Last week I spent time with a young blogger who was completely stalled with her blog (for the purpose of this post I’ll call her Sally).
Sally’s blogging had started with a bang and had put together 3 great months of content and had started to build a readership but then it suddenly all came to a halt.
I arranged to catch up for coffee to see what had happened and see if there was a way to get her moving again and she told me a story that I’m sure many readers will find familiar.
The reason Sally started blogging was that she had been a reader of another reasonably well known blogger. She had been so inspired by this established blogger that she simply had to start her own blog – which she did.
The problem that brought Sally’s blog to a grinding halt started a few weeks after her blog began when Sally began to compare her fledgling blog with her hero’s blog.
It started innocently enough with her noticing that this others blogger’s design just seemed to flow much better than Sally’s. However in the coming days and weeks Sally started to compare other things too.
Her hero seemed to blog with more confidence, she got more comments, she had a larger Twitter following, she was more active on Pinterest, she was getting some great brands advertise on her blog, she was invited to cool events…
Once Sally started comparing she couldn’t stop. She told me that she would sit down to work on her blog and end up on her hero’s blog and social media accounts – for hours on end – comparing what they were doing.
On one hand Sally knew it wasn’t a fair comparison – she had only been blogging by this stage for a couple of months and her hero had been blogging for over 4 years… but logic was clouded out by jealousy and Sally found her blogging beginning to stall.
She started second guessing herself. She would work for days on blog posts – hoping to perfect them to the standard of her hero only to get to the point of publishing them and trashing them instead for fear of them not being up to scratch.
Days would go by between posts and then weeks.
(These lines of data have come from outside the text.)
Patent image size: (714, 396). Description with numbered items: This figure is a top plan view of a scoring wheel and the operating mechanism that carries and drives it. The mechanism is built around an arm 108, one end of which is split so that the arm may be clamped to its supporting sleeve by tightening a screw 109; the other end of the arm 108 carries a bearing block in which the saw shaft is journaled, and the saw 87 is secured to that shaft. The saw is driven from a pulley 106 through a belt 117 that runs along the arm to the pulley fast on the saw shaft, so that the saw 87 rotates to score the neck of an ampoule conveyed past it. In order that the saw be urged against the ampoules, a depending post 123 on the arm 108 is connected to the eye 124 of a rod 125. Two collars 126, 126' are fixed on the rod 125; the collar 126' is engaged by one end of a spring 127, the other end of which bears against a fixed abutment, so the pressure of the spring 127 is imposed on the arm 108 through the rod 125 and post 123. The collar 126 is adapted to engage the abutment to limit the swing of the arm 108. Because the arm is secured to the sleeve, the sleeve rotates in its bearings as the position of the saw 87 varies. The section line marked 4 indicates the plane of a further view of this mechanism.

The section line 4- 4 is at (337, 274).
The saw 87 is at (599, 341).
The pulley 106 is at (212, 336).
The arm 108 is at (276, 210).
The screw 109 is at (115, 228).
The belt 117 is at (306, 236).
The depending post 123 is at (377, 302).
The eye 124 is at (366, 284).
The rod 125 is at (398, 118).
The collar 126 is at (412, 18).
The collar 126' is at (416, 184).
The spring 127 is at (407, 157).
Sally’s blog began to stall… and then it died completely.
Sally isn’t the only blogger to fall into the trap of comparing oneself with others – in fact I’ve heard this story (or variations of it) numerous times. If I’m honest, it’s something that at times I’ve struggled with too.
I remember in the early days of my own blogging comparing my style of writing with other bloggers that I admired who wrote in a much more academic, heavy style of writing. I tried to emulate this over and over again and never felt I hit the benchmark that they set.
The temptation was to give up – but luckily I found my more informal and conversational voice through experimentation and persistance.
As I chatted with Sally last week a theme emerged in our conversation – the comparisons were simply not fair.
Sally knew this on some levels but needed to hear it again.
Her hero had been blogging for years. Sally had been blogging for months.
Not only that – Sally was comparing herself to tiny snapshots of this other blogger.
She could see her hero’s Twitter follower numbers, how many comments she was getting, how many times she Pinned on Pinterest and the instagram photos of this blogger at glamorous events – but she didn’t really have the full picture of this other blogger.
She didn’t know how many hours that blogger worked, she didn’t know whether that other blogger had people working for her, she didn’t know if that other blogger was actually happy with her blog or life and she certainly didn’t see the instagrams of that other bloggers boring, dull or hard moments of life.
I’m not saying the other blogger is hiding anything or doing anything wrong – just that the comparisons Sally was making were of everything Sally knew about herself (and her insecurities) with tiny edited snapshots of the life and work another person.
Sally is a remarkable person. I’d love to tell you her real name and story because she’s overcome some amazing things in her life, has some unique perspectives to share and has an inspirational story to tell.
My encouragement to Sally (and to us all) is run her own race. Yes she’s running beside others that at times seem to be running faster or with more flare… but nobody else around her has her unique personality, set of experiences or skills.
Nobody else can blog like Sally – so the sooner she gets comfy in her own skin the better.